El misterio de la creación artística

Un amigo escritor me regaló una pequeña joya: “El misterio de la creación artística”, un texto de treinta páginas donde Stephan Zweig se pregunta cómo es posible que un simple mortal, un hombre semejante a otros en múltiples aspectos, sea capaz a veces de dar vida a una obra inmortal. No es tarea fácil descubrir qué le sucede al artista antes y durante el proceso creativo, sobre todo por tratarse de un secreto pocas veces revelado. ¿Son conscientes los poetas, pintores o músicos, de lo que les acontece al escribir, pintar o componer? ¿Se trata de algo extraterrenal? ¿Tiene que ver con lo sobrenatural o lo divino? Zweig opina que el artista no tiene tiempo ni lugar de observarse a sí mismo, por lo que suele ser incapaz de describir el proceso; no está con sus propios sentidos ni es dueño de su propia razón. Toda creación verdadera, la que perdura en el tiempo, sólo acontece mientras el artista se halla hasta cierto punto fuera de sí mismo, olvidado de sí mismo, en una situación de éxtasis. Sí, pero ¿en qué lugar, dónde se encuentra? Está inmerso en su obra, por supuesto. Llegados a este punto y aún sin haber creado una obra inmortal, me reconozco en esta observación. Escribir es para mí vivir otras situaciones, vagar por otros mundos y olvidarme del propio, el real, el que duele. Me viene ahora a la cabeza el hartón de llorar que me hice cuando tuve que matar a un personaje querido y admirado al que había dado vida y con el que compartía aventuras. Según Zweig la creación adopta distintas formas de hacer.
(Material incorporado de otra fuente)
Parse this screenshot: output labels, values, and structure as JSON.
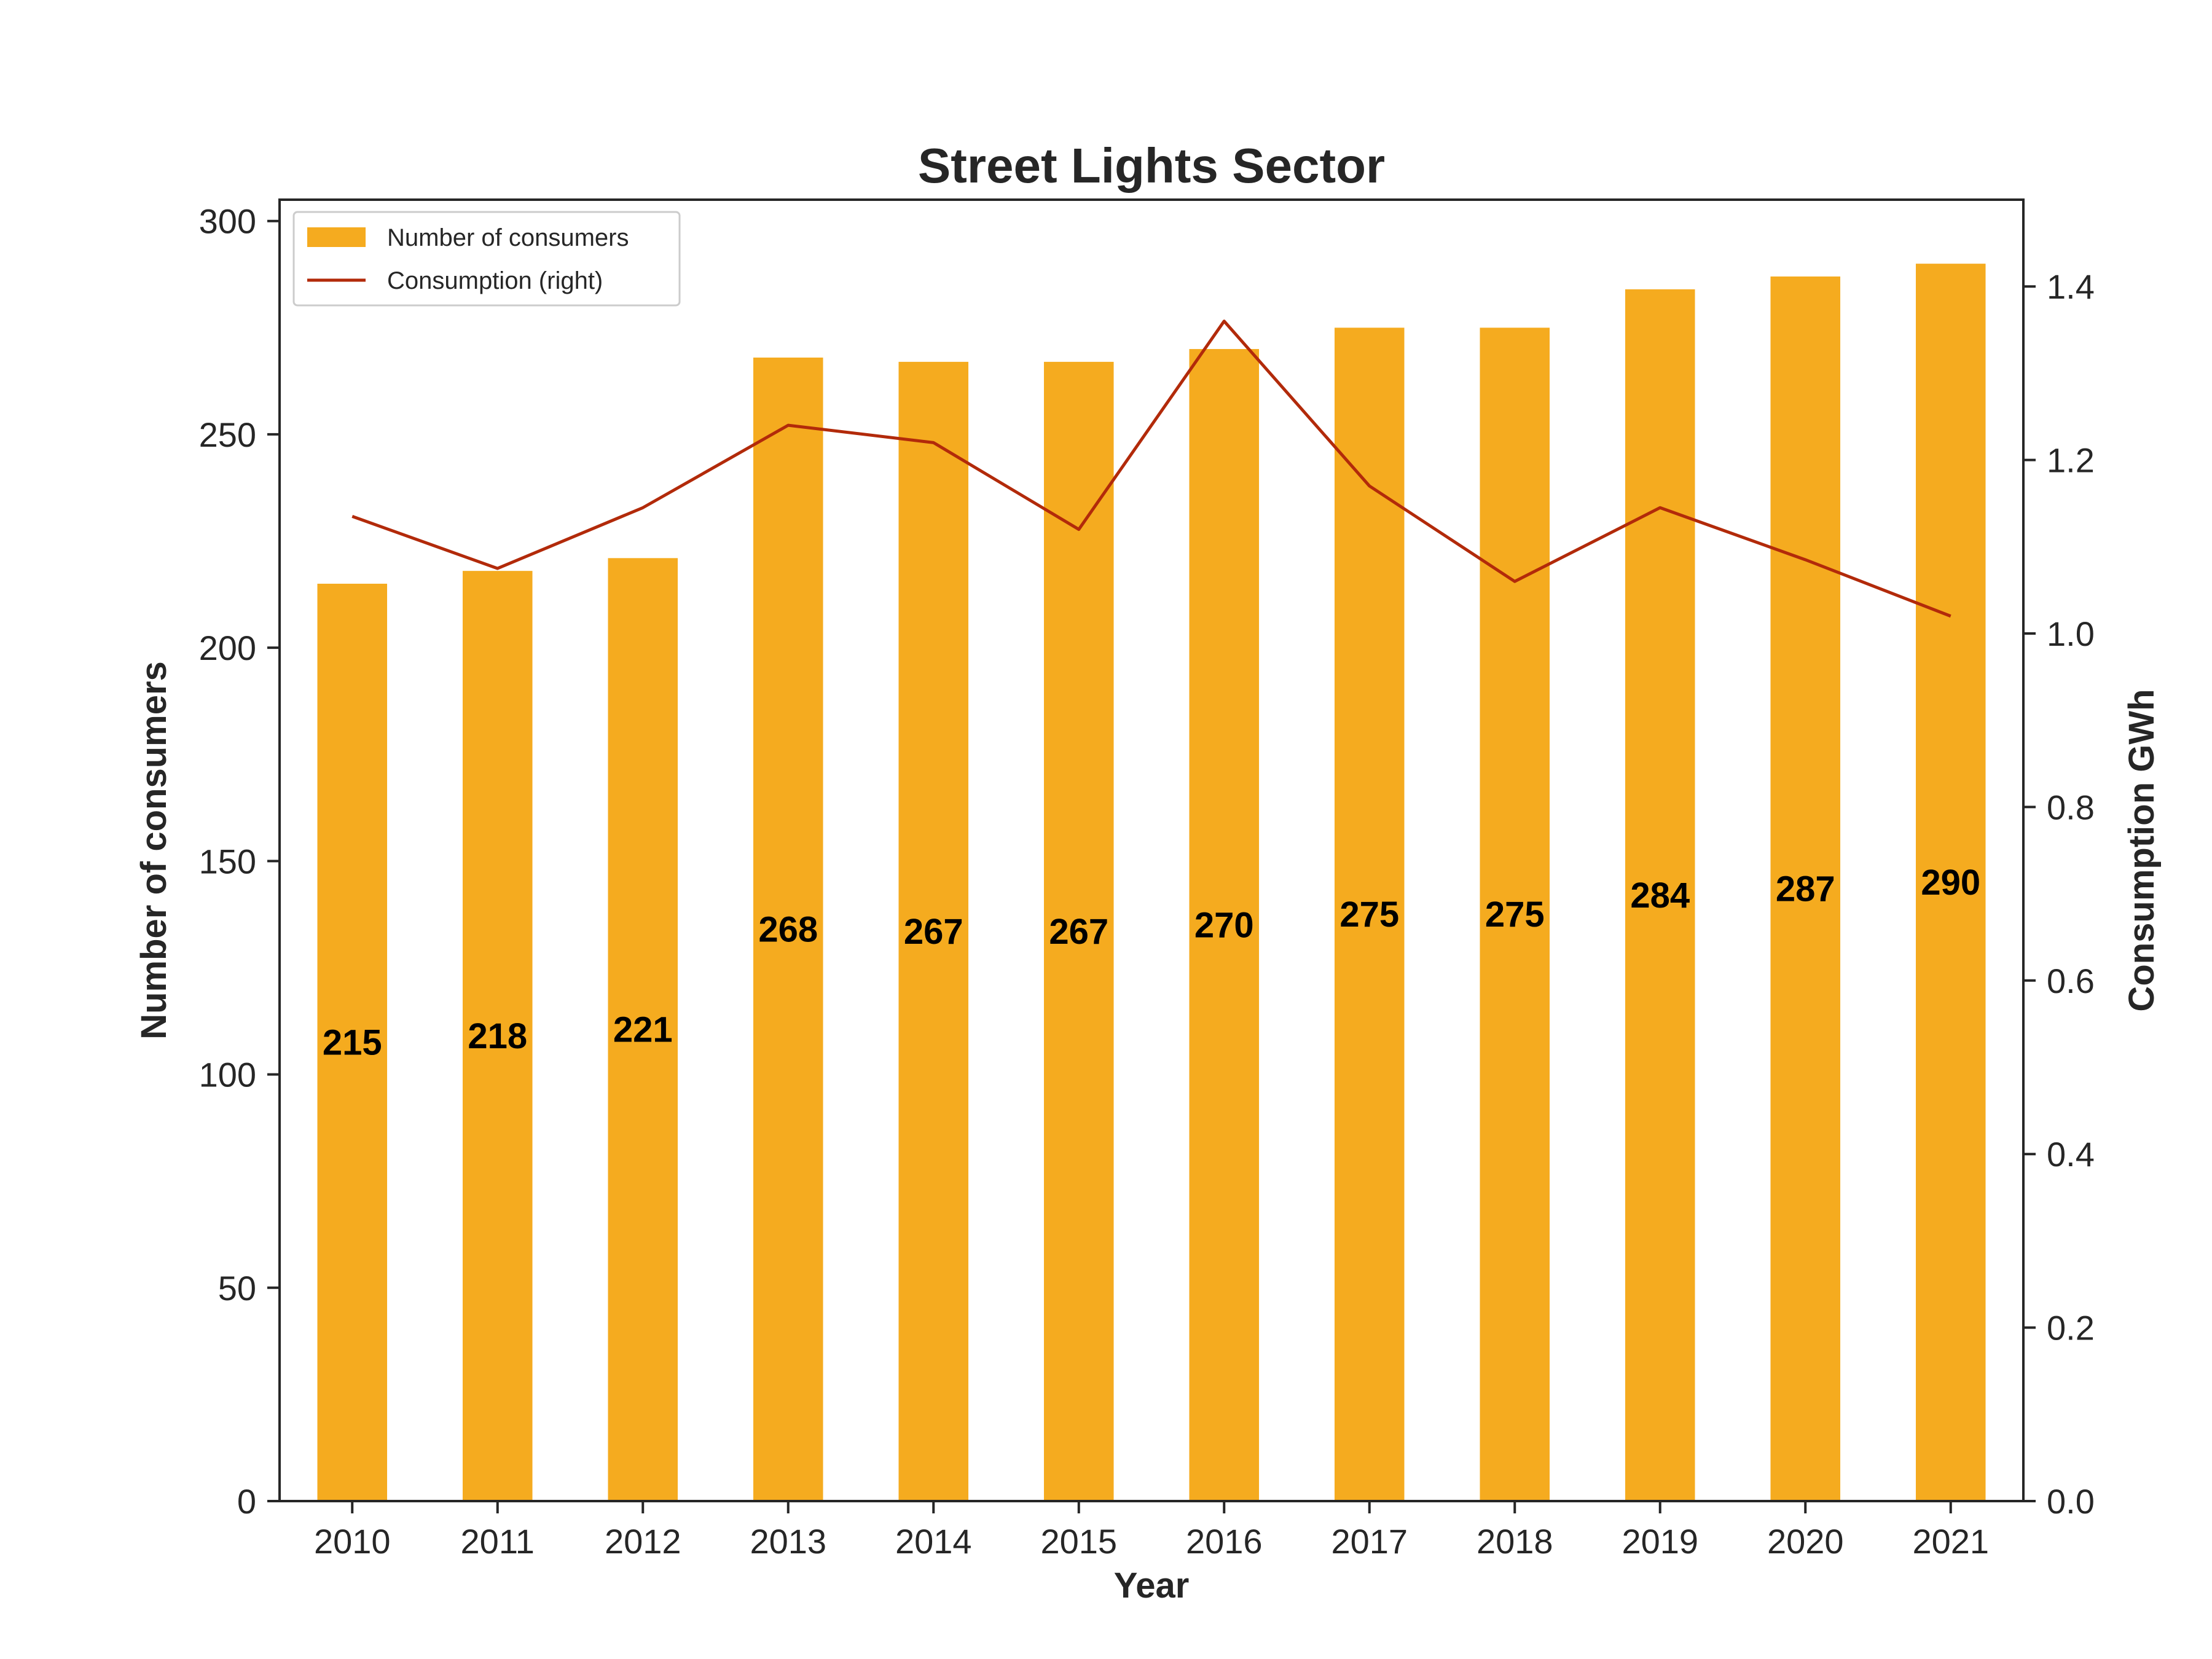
{
  "chart_data": {
    "type": "bar",
    "title": "Street Lights Sector",
    "xlabel": "Year",
    "ylabel": "Number of consumers",
    "ylabel_right": "Consumption GWh",
    "categories": [
      "2010",
      "2011",
      "2012",
      "2013",
      "2014",
      "2015",
      "2016",
      "2017",
      "2018",
      "2019",
      "2020",
      "2021"
    ],
    "series": [
      {
        "name": "Number of consumers",
        "type": "bar",
        "axis": "left",
        "color": "#f5ab1f",
        "values": [
          215,
          218,
          221,
          268,
          267,
          267,
          270,
          275,
          275,
          284,
          287,
          290
        ],
        "data_labels": [
          "215",
          "218",
          "221",
          "268",
          "267",
          "267",
          "270",
          "275",
          "275",
          "284",
          "287",
          "290"
        ]
      },
      {
        "name": "Consumption (right)",
        "type": "line",
        "axis": "right",
        "color": "#b22a0a",
        "values": [
          1.135,
          1.075,
          1.145,
          1.24,
          1.22,
          1.12,
          1.36,
          1.17,
          1.06,
          1.145,
          1.085,
          1.02
        ]
      }
    ],
    "ylim": [
      0,
      305
    ],
    "ylim_right": [
      0,
      1.5
    ],
    "yticks": [
      0,
      50,
      100,
      150,
      200,
      250,
      300
    ],
    "yticks_right": [
      "0.0",
      "0.2",
      "0.4",
      "0.6",
      "0.8",
      "1.0",
      "1.2",
      "1.4"
    ],
    "grid": false,
    "legend_position": "top-left"
  }
}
Uno puede ser como Mozart, genio de nacimiento, naturalmente sublime, o como Beethoven, trabajador infatigable, siempre retocando y enmendando composiciones. También se da el caso del genio casual, del hombre que, aun siendo mediocre, crea un día algo maravilloso. Puede concluirse que las obras inmortales nacen casi solas o se hacen con mucho esfuerzo o ocurren por pura casualidad, aunque lo común es que en el artista se mezclen los tres supuestos.